Cundiff was also absent the next three days, Aug. 7-9, 2012. He did not telephone the company’s call-in number on any of those days. Consequently, in a letter dated Aug. 10, 2012, the company informed Cundiff that his employment was terminated because he violated the company’s no-call, no-show rule.

On Aug. 12, 2012—two days after his employment was terminated—Cundiff placed a “work excuse” doctor’s note in the human resources drop box. The note indicated that Cundiff was treated by a physician on Aug. 10, 2012, and that he was excused from work from Aug. 3 through Aug. 14.

Cundiff subsequently filed a complaint in the U.S. District Court for the Eastern District of Michigan alleging, in part, that the company violated the FMLA.

Victory for Absence Reporting

The Court dismissed Cundiff’s claim under the FMLA, ruling that the situation was a “simple termination case that Plaintiff has tried to transform into an FMLA action.” 

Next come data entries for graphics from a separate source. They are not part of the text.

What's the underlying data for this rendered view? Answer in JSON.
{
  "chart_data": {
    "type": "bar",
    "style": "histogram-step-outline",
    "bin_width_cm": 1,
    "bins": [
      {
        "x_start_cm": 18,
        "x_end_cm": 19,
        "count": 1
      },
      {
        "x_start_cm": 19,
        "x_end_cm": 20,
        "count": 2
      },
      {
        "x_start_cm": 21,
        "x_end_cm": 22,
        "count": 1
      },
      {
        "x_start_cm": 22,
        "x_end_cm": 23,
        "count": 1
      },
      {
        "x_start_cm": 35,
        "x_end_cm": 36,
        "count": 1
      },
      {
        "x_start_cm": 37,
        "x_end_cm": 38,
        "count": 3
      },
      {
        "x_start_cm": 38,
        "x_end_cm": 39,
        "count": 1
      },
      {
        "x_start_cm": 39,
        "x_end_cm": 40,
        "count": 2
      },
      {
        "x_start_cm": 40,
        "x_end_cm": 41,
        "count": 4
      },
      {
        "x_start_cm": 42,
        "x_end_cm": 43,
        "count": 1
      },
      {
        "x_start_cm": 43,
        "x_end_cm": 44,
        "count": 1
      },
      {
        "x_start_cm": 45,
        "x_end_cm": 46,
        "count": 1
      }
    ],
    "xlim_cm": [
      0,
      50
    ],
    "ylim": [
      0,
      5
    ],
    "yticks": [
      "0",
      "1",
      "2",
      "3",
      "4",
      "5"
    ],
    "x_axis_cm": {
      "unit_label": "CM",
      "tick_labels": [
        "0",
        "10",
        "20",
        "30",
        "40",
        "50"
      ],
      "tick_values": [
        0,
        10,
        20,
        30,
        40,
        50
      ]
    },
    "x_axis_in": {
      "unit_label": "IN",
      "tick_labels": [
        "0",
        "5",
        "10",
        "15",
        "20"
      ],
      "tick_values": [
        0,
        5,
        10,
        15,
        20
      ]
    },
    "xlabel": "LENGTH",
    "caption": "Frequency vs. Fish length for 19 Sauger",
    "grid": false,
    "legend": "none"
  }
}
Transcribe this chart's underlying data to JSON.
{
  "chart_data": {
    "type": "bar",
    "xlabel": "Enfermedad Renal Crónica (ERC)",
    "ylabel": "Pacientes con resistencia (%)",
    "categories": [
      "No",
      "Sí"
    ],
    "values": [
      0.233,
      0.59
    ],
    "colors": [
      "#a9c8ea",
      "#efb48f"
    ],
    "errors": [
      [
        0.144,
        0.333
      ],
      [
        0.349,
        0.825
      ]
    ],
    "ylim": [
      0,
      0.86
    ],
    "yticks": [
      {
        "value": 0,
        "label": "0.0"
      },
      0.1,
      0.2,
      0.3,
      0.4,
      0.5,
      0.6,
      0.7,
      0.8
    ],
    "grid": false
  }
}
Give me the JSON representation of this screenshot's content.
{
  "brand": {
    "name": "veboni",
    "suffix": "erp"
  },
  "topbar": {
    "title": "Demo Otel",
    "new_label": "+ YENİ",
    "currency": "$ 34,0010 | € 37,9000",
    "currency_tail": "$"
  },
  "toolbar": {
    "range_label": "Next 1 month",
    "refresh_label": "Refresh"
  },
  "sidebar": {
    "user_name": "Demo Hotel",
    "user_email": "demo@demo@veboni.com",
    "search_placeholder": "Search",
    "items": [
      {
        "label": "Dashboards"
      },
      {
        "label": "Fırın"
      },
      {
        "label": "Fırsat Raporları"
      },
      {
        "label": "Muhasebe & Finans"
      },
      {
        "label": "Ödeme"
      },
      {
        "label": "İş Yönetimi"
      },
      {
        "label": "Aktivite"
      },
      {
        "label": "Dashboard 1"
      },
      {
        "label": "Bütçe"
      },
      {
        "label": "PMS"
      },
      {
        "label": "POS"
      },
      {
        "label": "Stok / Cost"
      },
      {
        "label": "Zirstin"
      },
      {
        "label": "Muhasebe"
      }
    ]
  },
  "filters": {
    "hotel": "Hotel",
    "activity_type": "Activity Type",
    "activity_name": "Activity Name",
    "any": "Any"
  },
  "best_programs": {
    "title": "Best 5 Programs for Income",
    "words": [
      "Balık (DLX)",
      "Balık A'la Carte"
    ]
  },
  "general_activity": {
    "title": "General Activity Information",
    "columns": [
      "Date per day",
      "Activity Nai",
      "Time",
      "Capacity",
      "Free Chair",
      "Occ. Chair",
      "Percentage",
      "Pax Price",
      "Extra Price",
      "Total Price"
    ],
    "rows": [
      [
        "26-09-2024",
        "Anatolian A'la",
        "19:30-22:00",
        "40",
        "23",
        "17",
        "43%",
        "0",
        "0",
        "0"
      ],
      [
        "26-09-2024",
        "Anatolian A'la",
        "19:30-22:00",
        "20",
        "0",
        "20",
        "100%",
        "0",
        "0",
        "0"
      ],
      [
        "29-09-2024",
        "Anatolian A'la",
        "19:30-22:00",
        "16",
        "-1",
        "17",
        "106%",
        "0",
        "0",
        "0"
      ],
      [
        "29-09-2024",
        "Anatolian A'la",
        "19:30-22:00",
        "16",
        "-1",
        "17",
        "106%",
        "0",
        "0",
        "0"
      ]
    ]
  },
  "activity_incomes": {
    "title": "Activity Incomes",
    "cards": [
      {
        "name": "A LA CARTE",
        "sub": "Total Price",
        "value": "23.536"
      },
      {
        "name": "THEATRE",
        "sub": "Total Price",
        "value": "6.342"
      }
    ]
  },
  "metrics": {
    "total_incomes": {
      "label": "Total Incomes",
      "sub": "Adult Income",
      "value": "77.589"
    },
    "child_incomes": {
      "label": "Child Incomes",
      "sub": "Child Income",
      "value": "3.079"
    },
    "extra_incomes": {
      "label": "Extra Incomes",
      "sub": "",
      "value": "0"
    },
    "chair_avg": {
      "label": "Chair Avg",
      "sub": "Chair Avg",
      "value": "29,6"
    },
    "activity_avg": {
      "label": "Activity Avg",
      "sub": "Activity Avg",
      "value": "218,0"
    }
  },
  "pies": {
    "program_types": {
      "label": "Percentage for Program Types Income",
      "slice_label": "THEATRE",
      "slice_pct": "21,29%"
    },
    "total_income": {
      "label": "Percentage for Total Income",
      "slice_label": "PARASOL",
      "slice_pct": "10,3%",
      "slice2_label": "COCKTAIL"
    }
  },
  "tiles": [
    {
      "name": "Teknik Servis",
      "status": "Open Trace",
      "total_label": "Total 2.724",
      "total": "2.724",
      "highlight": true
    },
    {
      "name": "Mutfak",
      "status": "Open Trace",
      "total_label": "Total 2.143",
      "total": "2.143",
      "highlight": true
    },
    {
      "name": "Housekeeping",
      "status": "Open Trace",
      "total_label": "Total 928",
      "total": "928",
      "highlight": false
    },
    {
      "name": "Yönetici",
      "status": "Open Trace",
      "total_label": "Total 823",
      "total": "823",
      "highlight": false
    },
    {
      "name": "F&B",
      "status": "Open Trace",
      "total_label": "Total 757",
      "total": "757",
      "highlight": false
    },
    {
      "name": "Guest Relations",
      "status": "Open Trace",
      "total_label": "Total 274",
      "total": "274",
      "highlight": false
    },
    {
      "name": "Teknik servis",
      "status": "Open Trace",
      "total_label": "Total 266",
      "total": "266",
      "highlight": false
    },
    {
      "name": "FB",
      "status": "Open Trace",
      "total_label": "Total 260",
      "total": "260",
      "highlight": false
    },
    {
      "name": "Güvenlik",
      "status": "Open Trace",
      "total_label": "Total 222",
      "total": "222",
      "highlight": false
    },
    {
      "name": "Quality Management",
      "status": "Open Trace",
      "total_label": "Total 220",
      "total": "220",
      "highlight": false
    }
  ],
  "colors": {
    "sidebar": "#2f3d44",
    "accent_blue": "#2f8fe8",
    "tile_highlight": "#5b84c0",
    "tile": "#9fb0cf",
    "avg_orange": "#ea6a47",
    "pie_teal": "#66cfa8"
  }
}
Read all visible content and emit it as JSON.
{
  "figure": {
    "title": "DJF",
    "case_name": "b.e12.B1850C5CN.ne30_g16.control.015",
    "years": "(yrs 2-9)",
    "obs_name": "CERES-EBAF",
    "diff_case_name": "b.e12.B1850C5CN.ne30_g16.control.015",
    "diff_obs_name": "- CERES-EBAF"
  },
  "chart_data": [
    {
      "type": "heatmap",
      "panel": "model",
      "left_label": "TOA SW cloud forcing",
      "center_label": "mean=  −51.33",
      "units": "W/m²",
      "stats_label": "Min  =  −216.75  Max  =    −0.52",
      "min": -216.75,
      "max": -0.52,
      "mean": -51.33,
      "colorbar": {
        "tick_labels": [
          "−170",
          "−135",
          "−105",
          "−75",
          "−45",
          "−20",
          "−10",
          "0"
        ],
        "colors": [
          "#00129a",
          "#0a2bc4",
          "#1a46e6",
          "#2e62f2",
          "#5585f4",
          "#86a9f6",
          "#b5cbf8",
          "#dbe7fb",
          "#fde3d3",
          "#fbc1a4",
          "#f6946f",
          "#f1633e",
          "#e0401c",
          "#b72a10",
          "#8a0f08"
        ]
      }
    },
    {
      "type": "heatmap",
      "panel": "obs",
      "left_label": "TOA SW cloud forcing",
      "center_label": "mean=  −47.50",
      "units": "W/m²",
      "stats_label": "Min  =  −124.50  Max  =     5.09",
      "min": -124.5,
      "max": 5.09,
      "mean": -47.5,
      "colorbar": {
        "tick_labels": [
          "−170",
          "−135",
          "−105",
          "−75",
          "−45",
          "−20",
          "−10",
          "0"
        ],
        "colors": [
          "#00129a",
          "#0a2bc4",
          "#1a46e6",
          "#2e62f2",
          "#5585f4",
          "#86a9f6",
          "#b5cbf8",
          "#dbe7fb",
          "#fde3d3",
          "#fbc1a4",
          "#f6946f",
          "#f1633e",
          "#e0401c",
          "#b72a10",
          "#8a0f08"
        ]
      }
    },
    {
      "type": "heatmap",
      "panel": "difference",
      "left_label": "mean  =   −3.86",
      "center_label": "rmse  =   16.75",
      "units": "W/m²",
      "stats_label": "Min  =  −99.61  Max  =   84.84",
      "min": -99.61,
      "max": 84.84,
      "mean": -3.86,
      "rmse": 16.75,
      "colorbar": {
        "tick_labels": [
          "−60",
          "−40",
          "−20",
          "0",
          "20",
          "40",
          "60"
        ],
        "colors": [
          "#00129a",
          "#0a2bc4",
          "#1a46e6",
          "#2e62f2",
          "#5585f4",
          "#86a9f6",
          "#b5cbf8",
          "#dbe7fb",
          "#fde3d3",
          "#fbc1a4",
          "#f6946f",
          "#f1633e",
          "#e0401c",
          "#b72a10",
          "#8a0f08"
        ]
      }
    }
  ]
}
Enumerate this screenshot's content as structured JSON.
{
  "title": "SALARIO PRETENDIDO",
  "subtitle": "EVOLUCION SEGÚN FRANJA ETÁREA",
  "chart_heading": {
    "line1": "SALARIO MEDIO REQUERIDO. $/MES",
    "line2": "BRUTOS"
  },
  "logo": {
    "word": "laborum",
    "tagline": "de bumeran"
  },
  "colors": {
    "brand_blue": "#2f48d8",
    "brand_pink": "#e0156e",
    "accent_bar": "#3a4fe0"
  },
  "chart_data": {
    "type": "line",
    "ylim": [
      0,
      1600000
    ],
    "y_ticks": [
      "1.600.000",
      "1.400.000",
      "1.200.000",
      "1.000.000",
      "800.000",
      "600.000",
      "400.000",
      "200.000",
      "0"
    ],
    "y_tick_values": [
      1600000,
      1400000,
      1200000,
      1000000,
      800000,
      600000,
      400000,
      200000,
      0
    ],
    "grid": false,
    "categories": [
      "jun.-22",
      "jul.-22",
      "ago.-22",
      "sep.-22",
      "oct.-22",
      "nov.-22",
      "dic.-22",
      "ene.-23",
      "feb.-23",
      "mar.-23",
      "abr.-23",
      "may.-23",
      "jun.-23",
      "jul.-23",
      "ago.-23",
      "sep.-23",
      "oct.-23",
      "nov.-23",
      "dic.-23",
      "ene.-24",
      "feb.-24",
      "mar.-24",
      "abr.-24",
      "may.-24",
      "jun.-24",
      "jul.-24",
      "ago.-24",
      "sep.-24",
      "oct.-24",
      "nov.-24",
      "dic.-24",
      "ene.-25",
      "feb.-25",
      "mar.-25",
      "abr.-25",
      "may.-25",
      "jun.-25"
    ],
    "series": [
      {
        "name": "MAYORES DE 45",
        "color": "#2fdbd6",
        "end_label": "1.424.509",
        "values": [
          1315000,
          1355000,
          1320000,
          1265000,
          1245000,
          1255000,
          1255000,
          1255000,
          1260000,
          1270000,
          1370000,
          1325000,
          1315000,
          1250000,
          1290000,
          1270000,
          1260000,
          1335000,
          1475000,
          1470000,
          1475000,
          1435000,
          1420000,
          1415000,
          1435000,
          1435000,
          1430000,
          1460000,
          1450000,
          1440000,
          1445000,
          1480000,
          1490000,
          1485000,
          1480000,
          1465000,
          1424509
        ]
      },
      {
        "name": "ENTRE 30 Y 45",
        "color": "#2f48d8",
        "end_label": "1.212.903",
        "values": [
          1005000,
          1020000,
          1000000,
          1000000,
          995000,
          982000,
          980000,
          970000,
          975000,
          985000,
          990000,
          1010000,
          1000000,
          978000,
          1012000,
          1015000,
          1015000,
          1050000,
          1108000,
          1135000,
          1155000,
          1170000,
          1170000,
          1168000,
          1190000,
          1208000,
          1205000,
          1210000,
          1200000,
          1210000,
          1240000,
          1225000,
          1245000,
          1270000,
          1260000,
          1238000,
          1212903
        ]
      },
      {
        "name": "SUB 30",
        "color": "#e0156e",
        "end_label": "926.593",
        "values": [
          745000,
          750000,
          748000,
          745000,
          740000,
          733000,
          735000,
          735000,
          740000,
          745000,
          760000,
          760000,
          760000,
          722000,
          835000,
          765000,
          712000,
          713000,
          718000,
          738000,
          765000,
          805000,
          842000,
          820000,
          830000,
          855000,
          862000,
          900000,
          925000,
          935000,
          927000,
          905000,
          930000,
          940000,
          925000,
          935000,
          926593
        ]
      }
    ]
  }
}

Noting the company’s requirement that employees call in any absence, the Court emphasized that Cundiff failed to follow this procedure for three consecutive days. Moreover, at the time of his termination, Cundiff failed to communicate to the company, in any manner, the reason for his absences. Instead, on the two days he did call in, he merely indicated that he was taking a paid absence, nothing more.

The Court concluded that there could be no genuine dispute of material fact that Cundiff was fired because he violated the company’s no-call no-show rule, as the company had a right to do under the terms of the parties’ collective bargaining agreement.

The Court rejected Cundiff’s argument that his work excuse triggered a duty by the company under the FMLA to inquire further as to the basis of his requested leave. The Court held that there was no evidence that the company could have had any knowledge that Cundiff was absent for medical reasons until Aug. 12, 2012. The Court added that when the company “made its decision to terminate Plaintiff on August 10, 2012, there was nothing for Defendant to have an FMLA duty to further inquire about.” 

By the time Cundiff provided the work excuse note, on Aug. 12, 2012, he was no longer an employee. “His ‘notice’ of an FMLA-related serious health condition was too late,” the Court said in dismissing his FMLA claim.

Bottom line: An employee must follow the employer’s usual and customary call-in procedures for reporting an absence.